Our club received funding from the newly established Center for Global Engagement to be able to attend the conference. The Center for Global Engagement is an office on campus that focuses on developing global connections and establishing international networking opportunities for students. 

“The Center for Global Engagement sponsored the Model UN club virtual participation in the McGill conference as it fit perfectly within the “student experience” category of the Center’s Internationalization Grant,” said Jeffery Ayres, director of the Center for Global Engagement, in an email. 

Ayres said that the Center provides opportunities and support for Saint Michael’s students to gain invaluable global experiences.

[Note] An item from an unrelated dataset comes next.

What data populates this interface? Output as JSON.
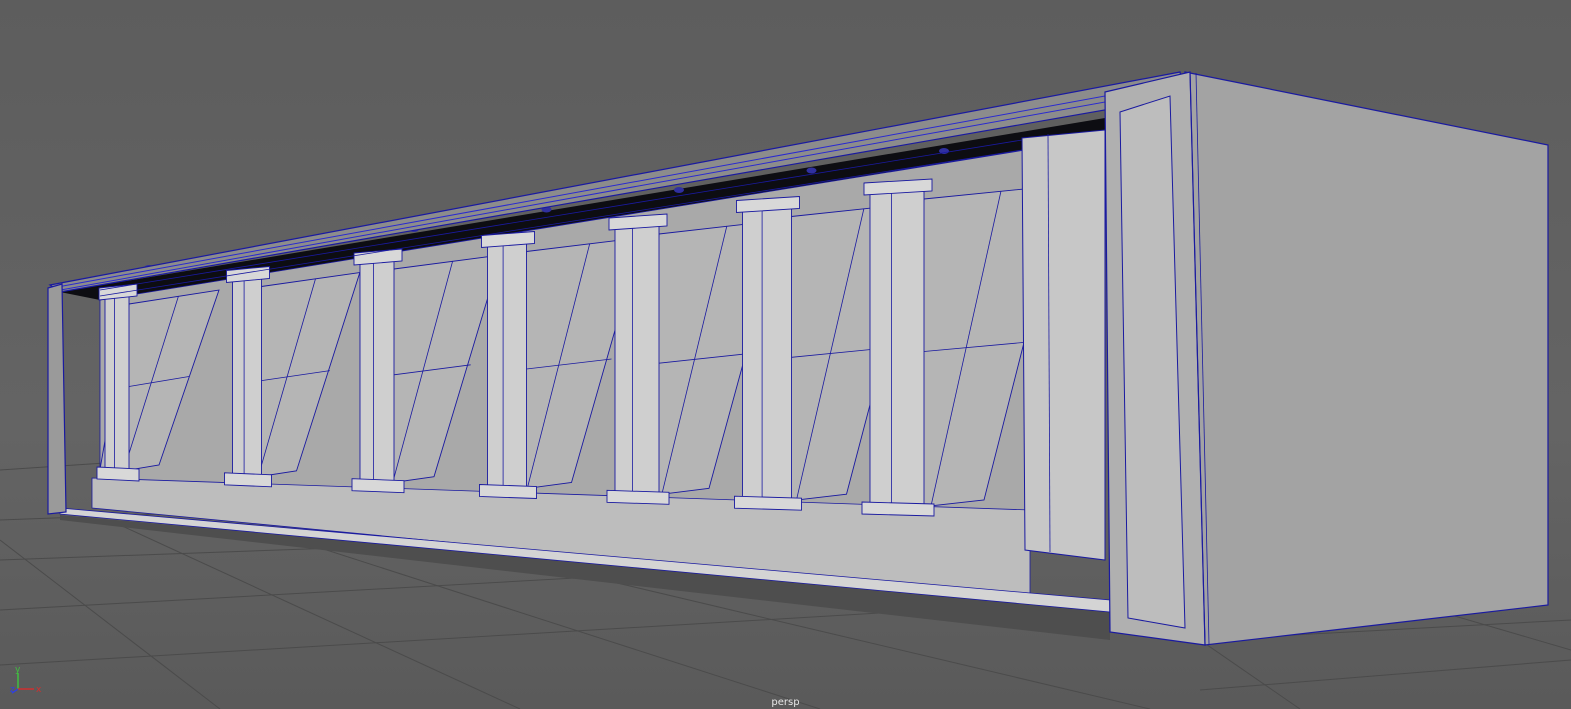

“I think moving forward, the CGE is going to be a good resource for a lot of clubs on campus trying to get involved in international traveling and international programming,” said Joshua Marshall ‘23, club vice president. 

For the Model U.N. club, the conference was an experience that could lead to some changes and big opportunities. 

“The big takeaway for our delegation is more so just that sort of structure, now we know what to do, so we can really get people on that track while still letting members have a good time because I think that’s ultimately the purpose of the club on campus to get people interested,” Marshall said.

Attending an international conference can provide a great opportunity for socializing and forming connections. “I met a lot of people at this conference that have a lot of experience with Model UN and going to conferences and I actually got some of their contact info,” Little said.  “We’re definitely glad to make those connections and to really use those connections to improve our club on campus, as well to kind of see what they have to plan and what they have to contribute.” 

The club has experienced membership growth over the past few years, from two members in 2019 to 27 members this year. Next year, we plan to attend two conferences, one being our return to this McGill University conference. 

For me, attending the conference was an eye-opening experience. I was thrown into a completely new situation and had to learn to adapt quickly to the procedures and rules of how the conference is run. From this opportunity, I have a better understanding of international diplomacy and awareness of global issues, as well as self-confidence that I can contribute to something big and make a change. If I can write a 17 page paper with 30 other students I just met and find the courage to talk in front of a group of over 50 strangers, I can do anything I put my mind to. In the future, I hope I get the opportunity once more to return to a conference, even if it is on Zoom again.